When I was a kid we went to stay with my great uncle in Nova Scotia. A priest and a fisherman, he was pastor of a parish in the town of Shippegan. We drove over bridges and took ferries to get there and were welcomed with great fanfare. It felt exotic and made me feel special. We slept at the big rectory, attended church events, toured the fish canning factory, and went out on his fishing boat. That last excursion was billed to the kids as a great adventure and I remember being excited and a little scared about being out on the high seas. I was up before daybreak and ready to go, but it didn’t take long for that mood to vanish. Once out on the ocean, I lay curled up on the bunk below, seasick, miserable, and could think of nothing but wanting to go home. When my father made me go on deck to watch them haul in the nets, the flapping fish, the water, the rocking boat, was my idea of hell on earth. We fished for cod with a drop line and I hated it. I wanted my feet to be on solid ground again and that’s all I could think of. For years, just the discussion of a fishing boat made me a little nauseated. I decided long ago that watching Jaques Cousteau specials would be as close as I would come to underwater discovery.

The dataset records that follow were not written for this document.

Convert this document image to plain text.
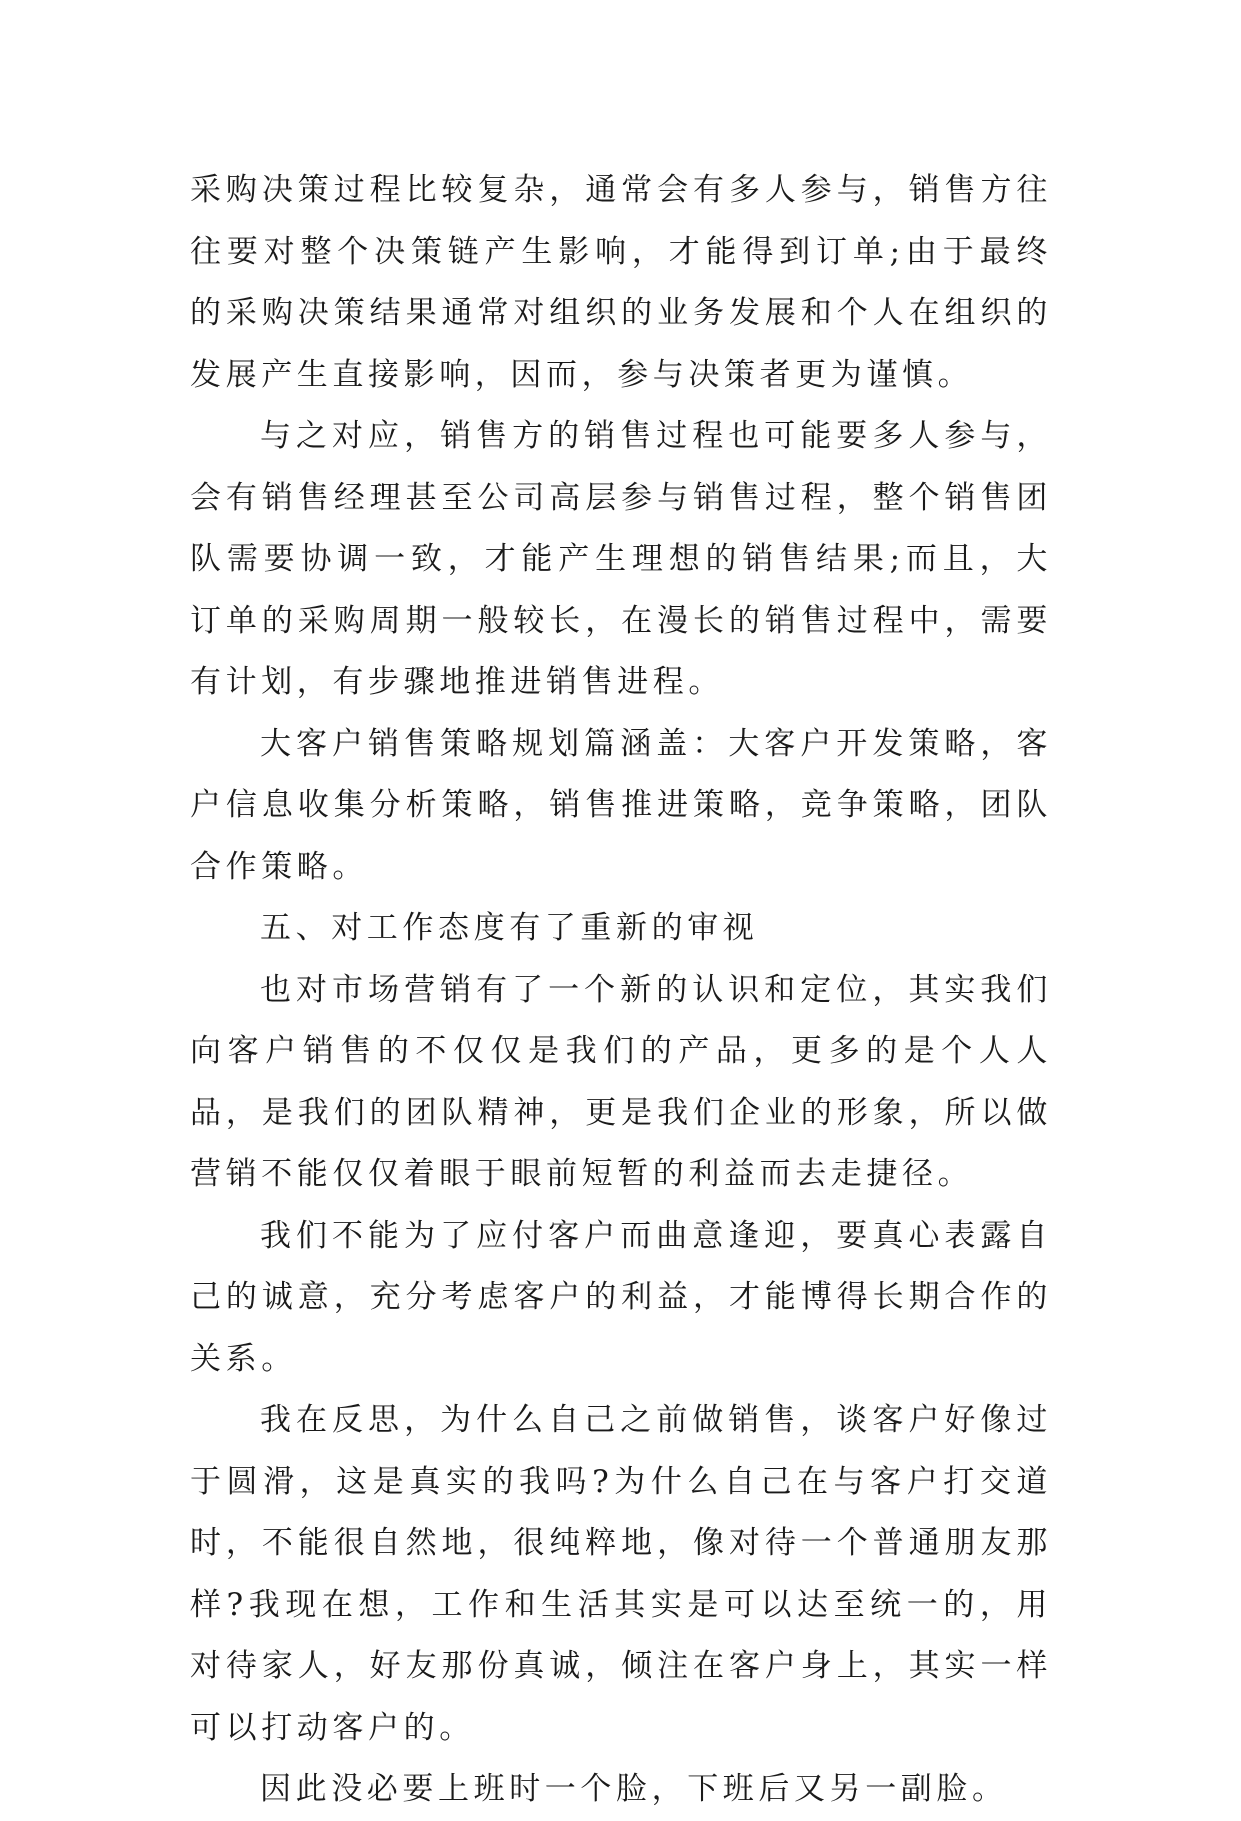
采购决策过程比较复杂，通常会有多人参与，销售方往往要对整个决策链产生影响，才能得到订单;由于最终的采购决策结果通常对组织的业务发展和个人在组织的发展产生直接影响，因而，参与决策者更为谨慎。

与之对应，销售方的销售过程也可能要多人参与，会有销售经理甚至公司高层参与销售过程，整个销售团队需要协调一致，才能产生理想的销售结果;而且，大订单的采购周期一般较长，在漫长的销售过程中，需要有计划，有步骤地推进销售进程。

大客户销售策略规划篇涵盖：大客户开发策略，客户信息收集分析策略，销售推进策略，竞争策略，团队合作策略。

五、对工作态度有了重新的审视

也对市场营销有了一个新的认识和定位，其实我们向客户销售的不仅仅是我们的产品，更多的是个人人品，是我们的团队精神，更是我们企业的形象，所以做营销不能仅仅着眼于眼前短暂的利益而去走捷径。

我们不能为了应付客户而曲意逢迎，要真心表露自己的诚意，充分考虑客户的利益，才能博得长期合作的关系。

我在反思，为什么自己之前做销售，谈客户好像过于圆滑，这是真实的我吗?为什么自己在与客户打交道时，不能很自然地，很纯粹地，像对待一个普通朋友那样?我现在想，工作和生活其实是可以达至统一的，用对待家人，好友那份真诚，倾注在客户身上，其实一样可以打动客户的。

因此没必要上班时一个脸，下班后又另一副脸。
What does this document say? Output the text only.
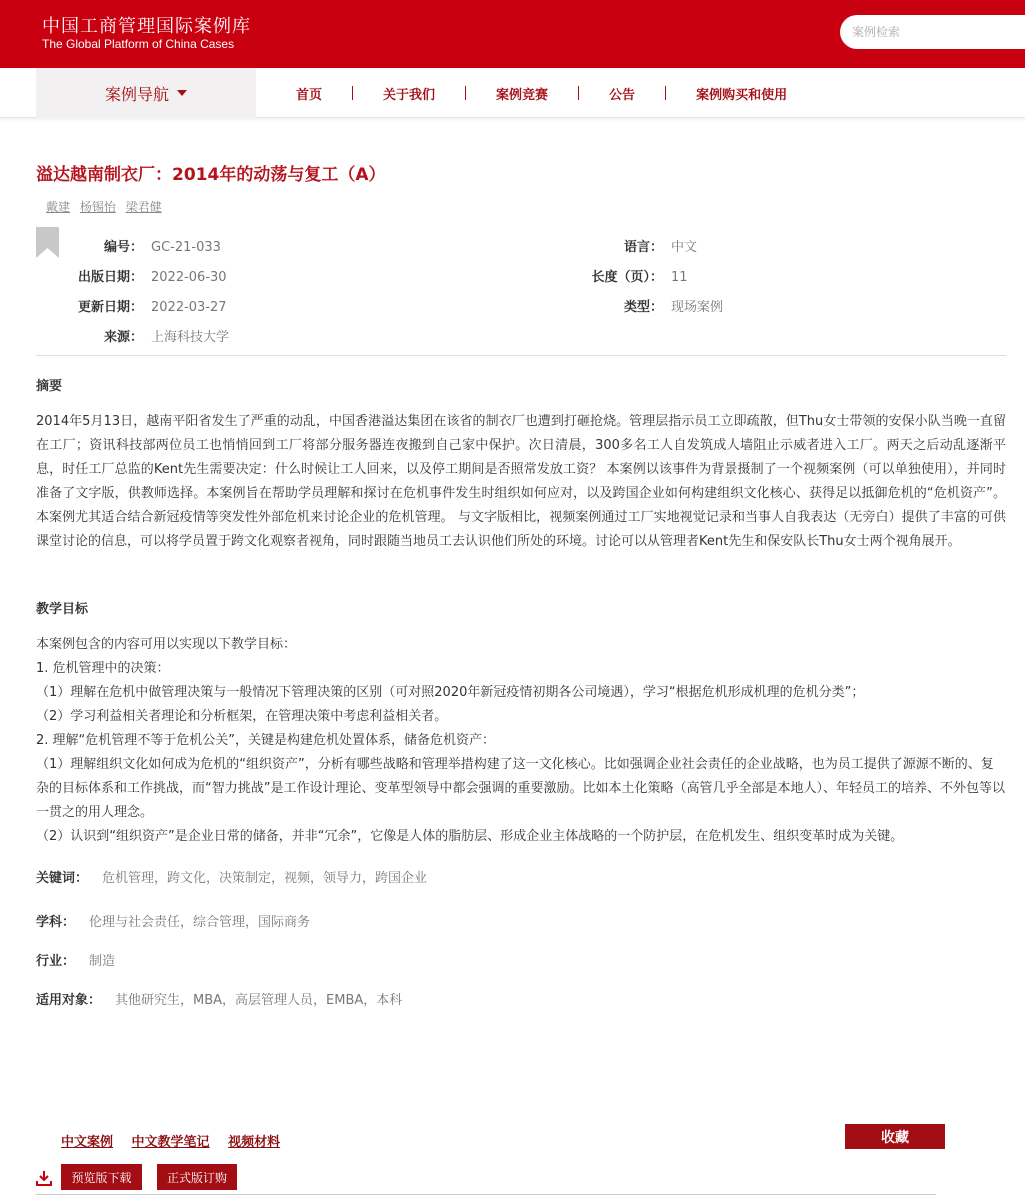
中国工商管理国际案例库
The Global Platform of China Cases
案例检索
案例导航	首页	关于我们	案例竞赛	公告	案例购买和使用
溢达越南制衣厂：2014年的动荡与复工（A）
戴建 杨锡怡 梁君健
编号： GC-21-033
出版日期： 2022-06-30
更新日期： 2022-03-27
来源： 上海科技大学
语言： 中文
长度（页）： 11
类型： 现场案例
摘要
2014年5月13日，越南平阳省发生了严重的动乱，中国香港溢达集团在该省的制衣厂也遭到打砸抢烧。管理层指示员工立即疏散，但Thu女士带领的安保小队当晚一直留在工厂；资讯科技部两位员工也悄悄回到工厂将部分服务器连夜搬到自己家中保护。次日清晨，300多名工人自发筑成人墙阻止示威者进入工厂。两天之后动乱逐渐平息，时任工厂总监的Kent先生需要决定：什么时候让工人回来，以及停工期间是否照常发放工资？ 本案例以该事件为背景摄制了一个视频案例（可以单独使用），并同时准备了文字版，供教师选择。本案例旨在帮助学员理解和探讨在危机事件发生时组织如何应对，以及跨国企业如何构建组织文化核心、获得足以抵御危机的“危机资产”。本案例尤其适合结合新冠疫情等突发性外部危机来讨论企业的危机管理。 与文字版相比，视频案例通过工厂实地视觉记录和当事人自我表达（无旁白）提供了丰富的可供课堂讨论的信息，可以将学员置于跨文化观察者视角，同时跟随当地员工去认识他们所处的环境。讨论可以从管理者Kent先生和保安队长Thu女士两个视角展开。
教学目标
本案例包含的内容可用以实现以下教学目标：
1. 危机管理中的决策：
（1）理解在危机中做管理决策与一般情况下管理决策的区别（可对照2020年新冠疫情初期各公司境遇），学习“根据危机形成机理的危机分类”；
（2）学习利益相关者理论和分析框架，在管理决策中考虑利益相关者。
2. 理解“危机管理不等于危机公关”，关键是构建危机处置体系，储备危机资产：
（1）理解组织文化如何成为危机的“组织资产”，分析有哪些战略和管理举措构建了这一文化核心。比如强调企业社会责任的企业战略，也为员工提供了源源不断的、复杂的目标体系和工作挑战，而“智力挑战”是工作设计理论、变革型领导中都会强调的重要激励。比如本土化策略（高管几乎全部是本地人）、年轻员工的培养、不外包等以一贯之的用人理念。
（2）认识到“组织资产”是企业日常的储备，并非“冗余”，它像是人体的脂肪层、形成企业主体战略的一个防护层，在危机发生、组织变革时成为关键。
关键词： 危机管理，跨文化，决策制定，视频，领导力，跨国企业
学科： 伦理与社会责任，综合管理，国际商务
行业： 制造
适用对象： 其他研究生，MBA，高层管理人员，EMBA，本科
中文案例 中文教学笔记 视频材料	收藏
预览版下载	正式版订购
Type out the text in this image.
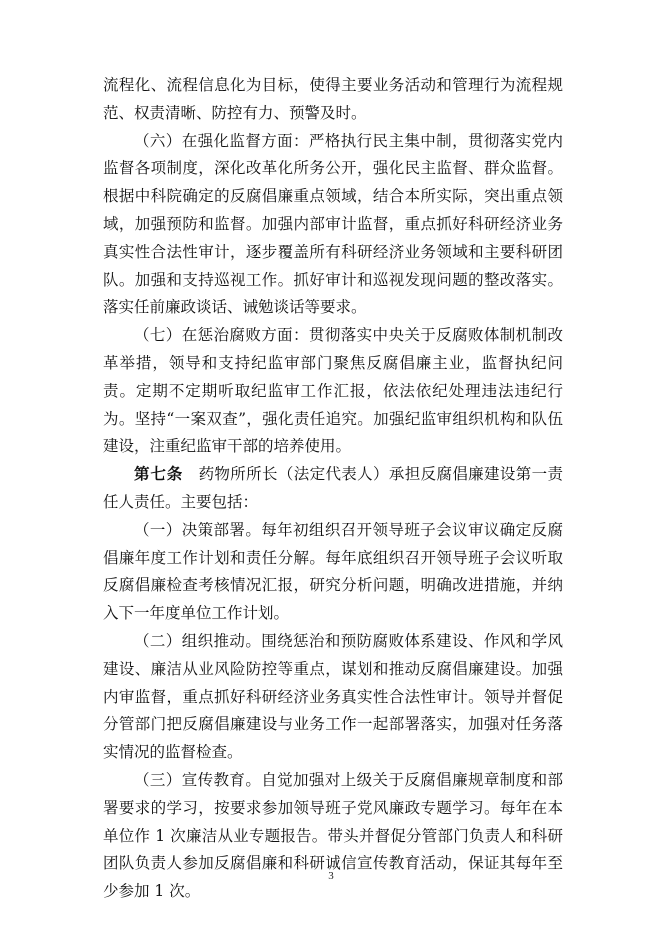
流程化、流程信息化为目标，使得主要业务活动和管理行为流程规范、权责清晰、防控有力、预警及时。

（六）在强化监督方面：严格执行民主集中制，贯彻落实党内监督各项制度，深化改革化所务公开，强化民主监督、群众监督。根据中科院确定的反腐倡廉重点领域，结合本所实际，突出重点领域，加强预防和监督。加强内部审计监督，重点抓好科研经济业务真实性合法性审计，逐步覆盖所有科研经济业务领域和主要科研团队。加强和支持巡视工作。抓好审计和巡视发现问题的整改落实。落实任前廉政谈话、诫勉谈话等要求。

（七）在惩治腐败方面：贯彻落实中央关于反腐败体制机制改革举措，领导和支持纪监审部门聚焦反腐倡廉主业，监督执纪问责。定期不定期听取纪监审工作汇报，依法依纪处理违法违纪行为。坚持“一案双查”，强化责任追究。加强纪监审组织机构和队伍建设，注重纪监审干部的培养使用。

第七条 药物所所长（法定代表人）承担反腐倡廉建设第一责任人责任。主要包括：

（一）决策部署。每年初组织召开领导班子会议审议确定反腐倡廉年度工作计划和责任分解。每年底组织召开领导班子会议听取反腐倡廉检查考核情况汇报，研究分析问题，明确改进措施，并纳入下一年度单位工作计划。

（二）组织推动。围绕惩治和预防腐败体系建设、作风和学风建设、廉洁从业风险防控等重点，谋划和推动反腐倡廉建设。加强内审监督，重点抓好科研经济业务真实性合法性审计。领导并督促分管部门把反腐倡廉建设与业务工作一起部署落实，加强对任务落实情况的监督检查。

（三）宣传教育。自觉加强对上级关于反腐倡廉规章制度和部署要求的学习，按要求参加领导班子党风廉政专题学习。每年在本单位作 1 次廉洁从业专题报告。带头并督促分管部门负责人和科研团队负责人参加反腐倡廉和科研诚信宣传教育活动，保证其每年至少参加 1 次。

3
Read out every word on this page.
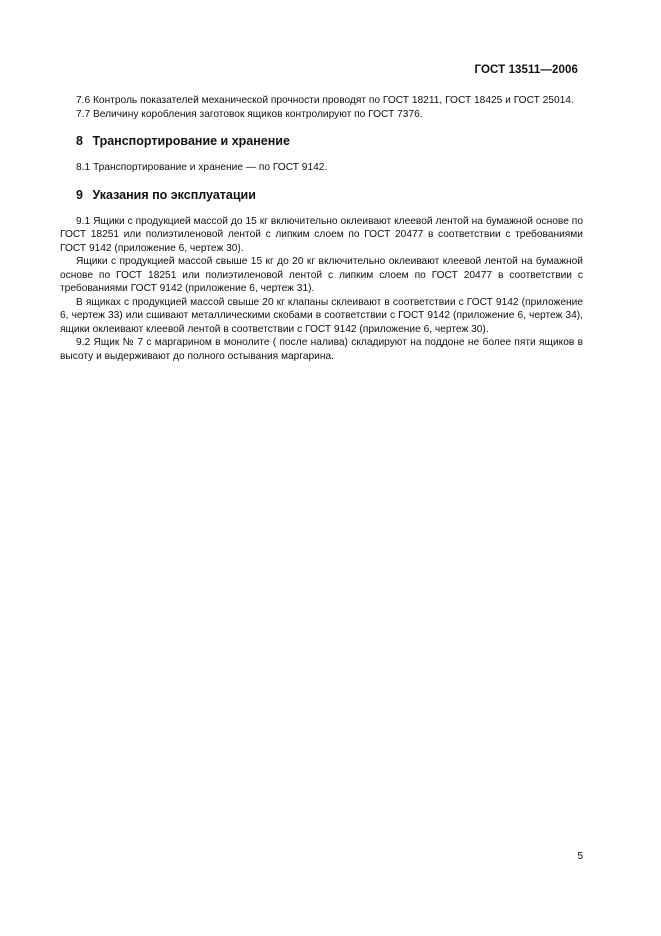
ГОСТ 13511—2006

7.6 Контроль показателей механической прочности проводят по ГОСТ 18211, ГОСТ 18425 и ГОСТ 25014.

7.7 Величину коробления заготовок ящиков контролируют по ГОСТ 7376.

8 Транспортирование и хранение

8.1 Транспортирование и хранение — по ГОСТ 9142.

9 Указания по эксплуатации

9.1 Ящики с продукцией массой до 15 кг включительно оклеивают клеевой лентой на бумажной основе по ГОСТ 18251 или полиэтиленовой лентой с липким слоем по ГОСТ 20477 в соответствии с требованиями ГОСТ 9142 (приложение 6, чертеж 30).

Ящики с продукцией массой свыше 15 кг до 20 кг включительно оклеивают клеевой лентой на бумажной основе по ГОСТ 18251 или полиэтиленовой лентой с липким слоем по ГОСТ 20477 в соответствии с требованиями ГОСТ 9142 (приложение 6, чертеж 31).

В ящиках с продукцией массой свыше 20 кг клапаны склеивают в соответствии с ГОСТ 9142 (приложение 6, чертеж 33) или сшивают металлическими скобами в соответствии с ГОСТ 9142 (приложение 6, чертеж 34), ящики оклеивают клеевой лентой в соответствии с ГОСТ 9142 (приложение 6, чертеж 30).

9.2 Ящик № 7 с маргарином в монолите ( после налива) складируют на поддоне не более пяти ящиков в высоту и выдерживают до полного остывания маргарина.

5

So, I was surprised when the week-long multifaceted look at the ocean, rooted in storytelling and history, innovative, creative, and forward thinking, left me inspired and hopeful. I feel like I missed out on a great party. As I listened to the speakers’ stories of falling in love with our ocean I was captivated. There are great minds doing great things. It made me feel a bit small, like I’m not living up to my potential. There is so much I don’t know, so many people working to preserve and improve our world. Photographers and explorers for National Geographic told us how they began their careers. It seemed the lot of the charmed and sainted. It was superhuman to me. So when an audience member asked how the commoner could possibly be granted the kind of privilege those on stage had, the speaker (a renown underwater photographer) answered, “Start taking photos in your backyard. Do it a lot. Get good at it.” I laughed. I loved that answer. It’s true of anything. How can we become senator? Run for school board or town council. Be good at it. It all made me rather hopeful. Learning about the potential for restoration and preservation made me hopeful. Listening to young female aqua farmers made me hopeful. I had not expected ending each day in such a state of hopefulness and gratitude. In this time of impending climate doom, watching my garden withering in the drought, hopefulness was not an emotion I’d felt for awhile. But I feel a shift. No one wants to be on a suicide mission so hopefulness is imperative right now and I am glad we’ve gotten a dose of it all around. The marine preservation projects, the Democratic movement on climate change, the vote in Kansas, all make me feel like we can turn this ship around.
Now it’s grandkids time! Nothing more hopeful than that!